Crichton’s nigh-household name has garnered two almost-simultaneous releases. At $9.95 each, you can get the trade paperbacks from Hard Case, and for $7.99 or less you can get the Nook/Kindle/Kobo/iBooks/etc. e-copies from Open Road Media. We really do live in an age rich beyond measure in terms of our media availability; formerly you’d have to fork over $50-100+ to get the original paperback version on AbeBooks, Powell’s, or eBay.
Odds On is a fascinating look at the start of Crichton’s career; I see a lot more of the author he would become in this novel than I did in Zero Cool or Grave Descend (which may be why he chose those for the original Hard Case re-releases). I wouldn’t argue that this one is the best of the three; all of them read like summer popcorn flicks, focusing on speed and thrills to distract from the thin characters and plot holes. Odds On has more sex than plot, which is not something I could say of the other two as they’re comparatively puritan; they also have more complexity, which means more plot holes.

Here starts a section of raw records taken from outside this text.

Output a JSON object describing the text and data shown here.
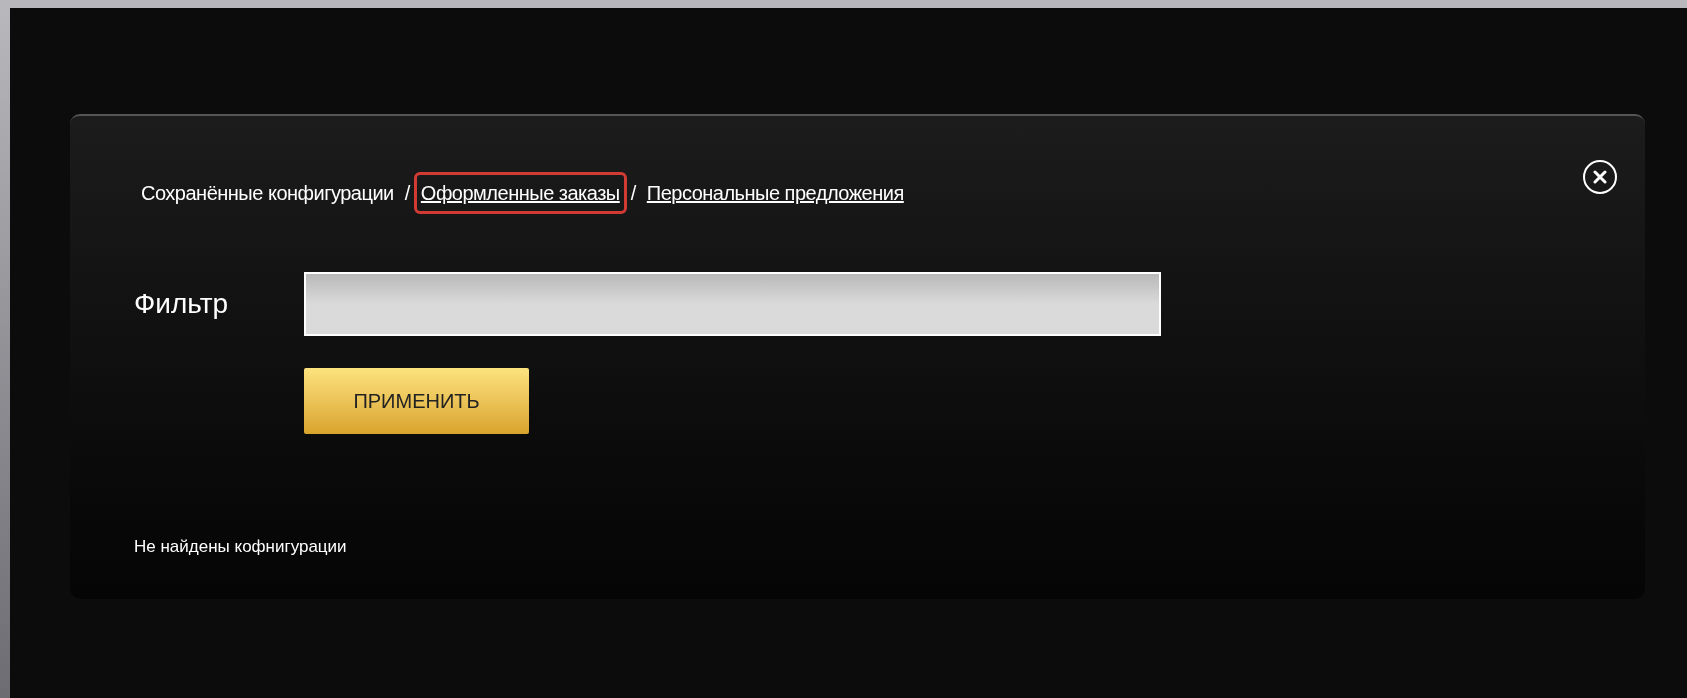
{
  "tabs": [
    {
      "label": "Сохранённые конфигурации",
      "selected": true,
      "highlighted": false
    },
    {
      "label": "Оформленные заказы",
      "selected": false,
      "highlighted": true
    },
    {
      "label": "Персональные предложения",
      "selected": false,
      "highlighted": false
    }
  ],
  "separator": "/",
  "filter": {
    "label": "Фильтр"
  },
  "apply_button": "ПРИМЕНИТЬ",
  "message": "Не найдены кофнигурации"
}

The bottom line is that this is a very rough, very fast early novel by Crichton. If he’d never printed anything beyond the novels he wrote as John Lange, he would have fallen into complete obscurity. Instead, with a lengthy and well-known career behind him, the Lange books stick out as the drafts for later achievements. Odds On is a good beach read, great entertainment that’s just a bit air-headed and more than a little sex-starved. Readers shouldn’t go into it expecting some lost Crichton masterpiece, but a decent 1960s heist thriller that just so happens to involve smut and a computer. While I enjoyed it, Odds On felt thin and padded at times; take away some of the pointless meandering and the relationship/sex parts and you’d have a very short book indeed.